In a recent interview with Susan Cingari of Must Love MMA, Thiago Alves gave his thoughts on why ATT seems to have a presence on so many fight cards.
In the last two years it just has become so huge since we changed the policy for management and training fees for only five percent. So if you want to have top quality training and the best management out there, we are only charging five percent instead of all the other camps out there. Usually it’s 10 for management, another 10 for training.
The policy change he’s referencing happened on Jan. 3, 2012. ATT lowered its management and training fees from 20 percent (10 percent each) to five percent for everything. That’s a reduction of 75 percent for fighters who want management and training, and 50 percent for those who want training only. In infomercial terms it’s, “Buy training for five percent and get your management for free!” However you look at it, that’s a pretty steep drop in price – the kind you don’t see every day.
If the fee cut really did cause ATT to get “so huge,” it wouldn’t be the first time we’ve seen fighters responding to the almighty dollar outside of everyday contract negotiations. Werdum asked the UFC to schedule this weekend’s fight with Browne in the United States after getting an initial offer to fight in his home country of Brazil. He lives in Los Angeles and his newborn daughter, Joana, had something to do with wanting to fight close to home, but he also wanted to avoid Brazil’s notoriously aggressive tax system.
We lose 28 percent (of the money), and we never get it back. I can’t afford to lose this money. It’s Joana’s money, and no one will take it away from her [laughs].

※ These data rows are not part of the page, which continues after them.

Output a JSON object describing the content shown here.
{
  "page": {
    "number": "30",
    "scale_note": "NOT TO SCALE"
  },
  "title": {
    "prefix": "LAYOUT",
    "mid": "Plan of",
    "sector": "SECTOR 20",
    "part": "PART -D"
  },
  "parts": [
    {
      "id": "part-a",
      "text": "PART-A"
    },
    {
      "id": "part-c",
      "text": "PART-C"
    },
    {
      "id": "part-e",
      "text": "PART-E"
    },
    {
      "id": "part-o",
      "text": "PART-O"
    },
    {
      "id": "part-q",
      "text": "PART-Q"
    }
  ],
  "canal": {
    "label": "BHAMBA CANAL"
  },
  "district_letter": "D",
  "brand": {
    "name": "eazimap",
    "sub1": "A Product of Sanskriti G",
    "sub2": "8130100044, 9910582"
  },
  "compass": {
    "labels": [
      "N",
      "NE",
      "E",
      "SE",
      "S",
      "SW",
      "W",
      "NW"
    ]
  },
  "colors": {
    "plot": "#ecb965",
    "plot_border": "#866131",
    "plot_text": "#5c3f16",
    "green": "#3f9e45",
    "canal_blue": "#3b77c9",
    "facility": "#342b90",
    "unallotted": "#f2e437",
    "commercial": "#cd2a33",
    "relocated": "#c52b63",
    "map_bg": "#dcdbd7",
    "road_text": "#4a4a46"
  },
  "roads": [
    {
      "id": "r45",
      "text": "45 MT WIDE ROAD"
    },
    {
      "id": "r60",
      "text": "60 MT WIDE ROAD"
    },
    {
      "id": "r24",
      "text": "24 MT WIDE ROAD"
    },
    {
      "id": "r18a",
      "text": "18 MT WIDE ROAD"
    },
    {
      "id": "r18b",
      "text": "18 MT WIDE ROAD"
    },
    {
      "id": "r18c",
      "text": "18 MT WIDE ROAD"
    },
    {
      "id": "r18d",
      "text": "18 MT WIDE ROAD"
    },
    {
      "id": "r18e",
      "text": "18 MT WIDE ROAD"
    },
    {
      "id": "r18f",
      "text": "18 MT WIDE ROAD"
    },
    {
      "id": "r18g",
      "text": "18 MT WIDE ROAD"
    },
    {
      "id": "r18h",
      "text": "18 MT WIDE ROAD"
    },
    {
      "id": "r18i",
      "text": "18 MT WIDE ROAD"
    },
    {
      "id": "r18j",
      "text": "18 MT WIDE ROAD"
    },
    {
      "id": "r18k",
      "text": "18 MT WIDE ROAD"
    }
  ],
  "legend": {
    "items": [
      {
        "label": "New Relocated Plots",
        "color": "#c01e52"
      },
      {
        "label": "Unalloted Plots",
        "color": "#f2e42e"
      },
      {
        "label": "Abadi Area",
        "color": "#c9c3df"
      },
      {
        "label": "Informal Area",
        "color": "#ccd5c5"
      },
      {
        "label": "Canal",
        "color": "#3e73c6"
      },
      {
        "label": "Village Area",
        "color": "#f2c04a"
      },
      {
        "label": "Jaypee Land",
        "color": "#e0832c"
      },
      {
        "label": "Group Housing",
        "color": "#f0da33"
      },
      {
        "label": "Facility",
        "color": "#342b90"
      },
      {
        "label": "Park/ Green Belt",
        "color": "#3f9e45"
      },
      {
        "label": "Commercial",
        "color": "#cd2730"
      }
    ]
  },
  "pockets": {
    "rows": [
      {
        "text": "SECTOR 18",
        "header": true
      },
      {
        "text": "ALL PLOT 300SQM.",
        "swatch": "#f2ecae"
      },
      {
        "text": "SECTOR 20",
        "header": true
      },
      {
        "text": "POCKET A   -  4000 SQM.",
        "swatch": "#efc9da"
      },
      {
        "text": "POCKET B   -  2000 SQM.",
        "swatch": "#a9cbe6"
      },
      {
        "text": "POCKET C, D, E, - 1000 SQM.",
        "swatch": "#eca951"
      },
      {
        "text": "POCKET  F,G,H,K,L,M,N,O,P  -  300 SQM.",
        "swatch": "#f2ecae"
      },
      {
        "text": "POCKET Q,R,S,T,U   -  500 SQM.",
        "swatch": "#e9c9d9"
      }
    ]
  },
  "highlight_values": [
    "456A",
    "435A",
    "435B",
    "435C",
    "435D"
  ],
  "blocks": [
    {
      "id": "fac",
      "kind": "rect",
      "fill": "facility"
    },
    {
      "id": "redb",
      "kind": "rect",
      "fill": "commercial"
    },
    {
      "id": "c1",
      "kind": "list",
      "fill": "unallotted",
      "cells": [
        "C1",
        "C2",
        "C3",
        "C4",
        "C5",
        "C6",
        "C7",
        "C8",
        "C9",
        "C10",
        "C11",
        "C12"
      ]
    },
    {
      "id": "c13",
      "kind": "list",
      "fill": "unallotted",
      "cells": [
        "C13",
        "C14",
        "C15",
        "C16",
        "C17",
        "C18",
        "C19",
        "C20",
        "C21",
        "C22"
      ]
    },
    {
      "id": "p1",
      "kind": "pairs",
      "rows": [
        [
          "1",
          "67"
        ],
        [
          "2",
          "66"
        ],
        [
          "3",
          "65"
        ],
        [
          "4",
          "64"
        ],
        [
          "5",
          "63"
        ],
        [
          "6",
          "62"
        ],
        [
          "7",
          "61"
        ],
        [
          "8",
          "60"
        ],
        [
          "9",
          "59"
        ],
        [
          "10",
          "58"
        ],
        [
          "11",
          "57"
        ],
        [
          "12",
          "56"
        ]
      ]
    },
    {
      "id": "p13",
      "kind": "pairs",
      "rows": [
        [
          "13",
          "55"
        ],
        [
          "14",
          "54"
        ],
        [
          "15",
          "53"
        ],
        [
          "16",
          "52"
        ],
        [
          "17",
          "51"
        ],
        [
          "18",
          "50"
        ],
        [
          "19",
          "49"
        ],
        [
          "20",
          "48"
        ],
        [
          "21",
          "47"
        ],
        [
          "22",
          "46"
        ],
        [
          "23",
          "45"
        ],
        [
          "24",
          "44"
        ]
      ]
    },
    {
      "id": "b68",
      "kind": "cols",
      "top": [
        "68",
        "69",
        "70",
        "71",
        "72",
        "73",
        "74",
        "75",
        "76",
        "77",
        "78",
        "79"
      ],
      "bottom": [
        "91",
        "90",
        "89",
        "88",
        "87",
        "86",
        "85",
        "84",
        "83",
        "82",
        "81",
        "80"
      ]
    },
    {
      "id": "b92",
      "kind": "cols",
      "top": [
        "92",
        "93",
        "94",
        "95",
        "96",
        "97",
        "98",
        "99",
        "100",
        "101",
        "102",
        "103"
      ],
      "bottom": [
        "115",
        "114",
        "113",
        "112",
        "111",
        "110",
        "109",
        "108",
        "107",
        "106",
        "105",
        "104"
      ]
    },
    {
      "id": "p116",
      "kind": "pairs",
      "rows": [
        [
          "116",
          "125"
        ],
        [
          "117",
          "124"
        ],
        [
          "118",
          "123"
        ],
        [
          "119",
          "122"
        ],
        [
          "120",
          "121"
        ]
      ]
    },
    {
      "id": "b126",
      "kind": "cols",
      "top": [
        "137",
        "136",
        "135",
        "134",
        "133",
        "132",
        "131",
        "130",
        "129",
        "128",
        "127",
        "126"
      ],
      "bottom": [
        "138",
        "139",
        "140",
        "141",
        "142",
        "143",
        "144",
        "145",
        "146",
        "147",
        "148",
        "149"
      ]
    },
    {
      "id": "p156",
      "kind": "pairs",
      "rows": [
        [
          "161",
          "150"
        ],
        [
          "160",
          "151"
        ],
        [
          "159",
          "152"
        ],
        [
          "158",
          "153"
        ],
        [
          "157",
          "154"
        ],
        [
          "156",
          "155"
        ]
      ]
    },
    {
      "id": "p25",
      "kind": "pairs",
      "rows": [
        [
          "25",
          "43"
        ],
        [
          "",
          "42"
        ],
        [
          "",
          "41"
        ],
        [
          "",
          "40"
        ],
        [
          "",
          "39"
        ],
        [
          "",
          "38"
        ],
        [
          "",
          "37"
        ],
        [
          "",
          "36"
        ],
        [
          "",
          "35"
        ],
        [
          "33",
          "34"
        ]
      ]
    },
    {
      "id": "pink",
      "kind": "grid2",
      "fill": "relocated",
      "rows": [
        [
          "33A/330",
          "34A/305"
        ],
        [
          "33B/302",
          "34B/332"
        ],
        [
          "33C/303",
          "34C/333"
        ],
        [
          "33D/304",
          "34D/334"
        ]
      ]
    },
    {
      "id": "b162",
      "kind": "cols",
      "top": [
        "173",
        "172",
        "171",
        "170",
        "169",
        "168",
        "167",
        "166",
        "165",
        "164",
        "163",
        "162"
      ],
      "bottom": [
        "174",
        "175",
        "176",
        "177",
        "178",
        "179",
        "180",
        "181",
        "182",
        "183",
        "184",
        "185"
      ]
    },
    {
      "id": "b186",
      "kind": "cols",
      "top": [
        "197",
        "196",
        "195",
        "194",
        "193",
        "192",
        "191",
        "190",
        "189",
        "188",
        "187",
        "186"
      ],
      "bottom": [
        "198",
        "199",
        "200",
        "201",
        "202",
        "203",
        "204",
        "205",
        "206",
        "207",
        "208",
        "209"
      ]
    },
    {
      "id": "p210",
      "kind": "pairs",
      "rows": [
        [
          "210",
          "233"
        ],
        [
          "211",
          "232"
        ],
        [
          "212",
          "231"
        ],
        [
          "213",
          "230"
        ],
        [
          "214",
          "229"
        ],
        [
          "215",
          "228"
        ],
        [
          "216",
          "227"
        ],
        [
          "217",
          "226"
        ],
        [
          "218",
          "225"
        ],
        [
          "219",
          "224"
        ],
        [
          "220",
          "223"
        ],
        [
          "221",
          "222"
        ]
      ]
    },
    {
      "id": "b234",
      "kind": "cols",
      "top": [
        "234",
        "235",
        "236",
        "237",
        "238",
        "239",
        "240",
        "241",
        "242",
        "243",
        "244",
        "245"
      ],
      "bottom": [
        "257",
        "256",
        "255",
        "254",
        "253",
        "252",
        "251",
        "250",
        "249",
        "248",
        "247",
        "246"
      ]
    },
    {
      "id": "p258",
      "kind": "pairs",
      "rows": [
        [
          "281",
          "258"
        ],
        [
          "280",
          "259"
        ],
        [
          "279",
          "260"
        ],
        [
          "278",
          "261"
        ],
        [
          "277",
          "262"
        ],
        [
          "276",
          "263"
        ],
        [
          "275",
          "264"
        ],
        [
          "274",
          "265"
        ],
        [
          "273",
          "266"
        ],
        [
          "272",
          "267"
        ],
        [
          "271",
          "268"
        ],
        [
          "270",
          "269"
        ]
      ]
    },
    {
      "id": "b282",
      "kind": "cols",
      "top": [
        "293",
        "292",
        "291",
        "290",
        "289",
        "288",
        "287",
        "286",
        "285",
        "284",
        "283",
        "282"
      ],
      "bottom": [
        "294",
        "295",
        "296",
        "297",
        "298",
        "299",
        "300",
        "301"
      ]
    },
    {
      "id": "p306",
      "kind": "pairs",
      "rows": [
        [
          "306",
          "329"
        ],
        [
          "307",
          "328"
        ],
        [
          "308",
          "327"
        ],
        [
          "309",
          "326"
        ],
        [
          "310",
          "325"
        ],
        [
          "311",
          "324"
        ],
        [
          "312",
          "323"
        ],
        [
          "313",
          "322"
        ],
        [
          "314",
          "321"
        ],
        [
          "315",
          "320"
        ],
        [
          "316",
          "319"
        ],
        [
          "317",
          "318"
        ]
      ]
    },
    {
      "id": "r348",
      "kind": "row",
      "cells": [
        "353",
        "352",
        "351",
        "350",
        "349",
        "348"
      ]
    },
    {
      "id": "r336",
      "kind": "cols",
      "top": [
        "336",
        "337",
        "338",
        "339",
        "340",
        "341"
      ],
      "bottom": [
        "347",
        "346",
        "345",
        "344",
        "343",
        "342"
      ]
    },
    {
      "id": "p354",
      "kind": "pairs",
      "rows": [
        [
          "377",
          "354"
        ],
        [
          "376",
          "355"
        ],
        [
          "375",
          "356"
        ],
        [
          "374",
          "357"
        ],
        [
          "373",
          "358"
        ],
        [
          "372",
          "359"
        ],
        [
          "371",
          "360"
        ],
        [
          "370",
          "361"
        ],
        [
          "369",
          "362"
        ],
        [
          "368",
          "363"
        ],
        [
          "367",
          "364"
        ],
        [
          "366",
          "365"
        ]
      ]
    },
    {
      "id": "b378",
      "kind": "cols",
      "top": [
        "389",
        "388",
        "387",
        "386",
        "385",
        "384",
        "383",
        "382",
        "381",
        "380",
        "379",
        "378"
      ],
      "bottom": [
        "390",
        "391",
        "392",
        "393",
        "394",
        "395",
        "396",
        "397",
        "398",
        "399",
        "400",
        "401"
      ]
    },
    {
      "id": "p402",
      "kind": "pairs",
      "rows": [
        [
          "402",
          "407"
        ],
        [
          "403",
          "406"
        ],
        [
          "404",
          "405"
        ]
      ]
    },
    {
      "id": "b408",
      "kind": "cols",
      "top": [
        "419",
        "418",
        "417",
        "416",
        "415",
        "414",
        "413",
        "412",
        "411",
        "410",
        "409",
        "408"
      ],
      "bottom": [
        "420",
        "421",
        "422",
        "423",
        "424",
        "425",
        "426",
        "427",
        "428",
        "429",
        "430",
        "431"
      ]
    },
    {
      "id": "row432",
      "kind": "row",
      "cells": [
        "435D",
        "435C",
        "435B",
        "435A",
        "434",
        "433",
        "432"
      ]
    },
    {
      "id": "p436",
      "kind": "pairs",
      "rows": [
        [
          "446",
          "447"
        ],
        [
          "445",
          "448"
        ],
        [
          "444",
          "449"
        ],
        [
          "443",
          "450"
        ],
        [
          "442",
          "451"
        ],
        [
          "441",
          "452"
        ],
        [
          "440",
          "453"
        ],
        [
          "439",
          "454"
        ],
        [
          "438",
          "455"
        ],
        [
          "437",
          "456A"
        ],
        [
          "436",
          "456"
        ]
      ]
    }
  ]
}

Last year, after Rafael “Sapo” Natal’s Fight of the Night victory over Tor Troeng in Belo Horizonte at UFC Fight Night 28, it was revealed that he originally didn’t want to fight in Brazil because of the taxes.
I moved to New York five years ago, and I said to myself I’d never fight here [Brazil] again. Taxes here are terrible, man. But then the UFC called me to fight in Jaragua and I accepted. I needed to fight in Brazil at least one time. ‘Ok, I fought there and that’s it’. And then they announced they’d be back to Belo Horizonte, my city, and I owed my friends a fight here.
What do you know? MMA fighters are human after all. They like paying less for things. They like paying less tax (I think Warren Buffet’s the only person in the world who actually wants to pay more tax and, no, I’m not a Republican). This even applies to the UFC. Remember California Assembly Bill 2100? In addition to contractual restrictions, it would have charged promoters a tax of five percent of the gross receipts of their pay per view or network telecasts. Lorenzo Fertitta responded nicely, “…the proposed tax structure would actually result in fewer events in California,” while Dana White was his usual blunt self, “If that thing passes we won’t do anymore fights in California.”
In the case of ATT, there are a variety of factors that influence a gym’s growth or decline. No one can say for sure how the cut in fees has impacted their roster of fighters, but if Alves is correct it’s fitting that it’s happening in the same region where, in 2004, an altogether different price cut gave birth to our beloved $5 footlong…and the Miami Subway franchise that thought of it had lines out the door.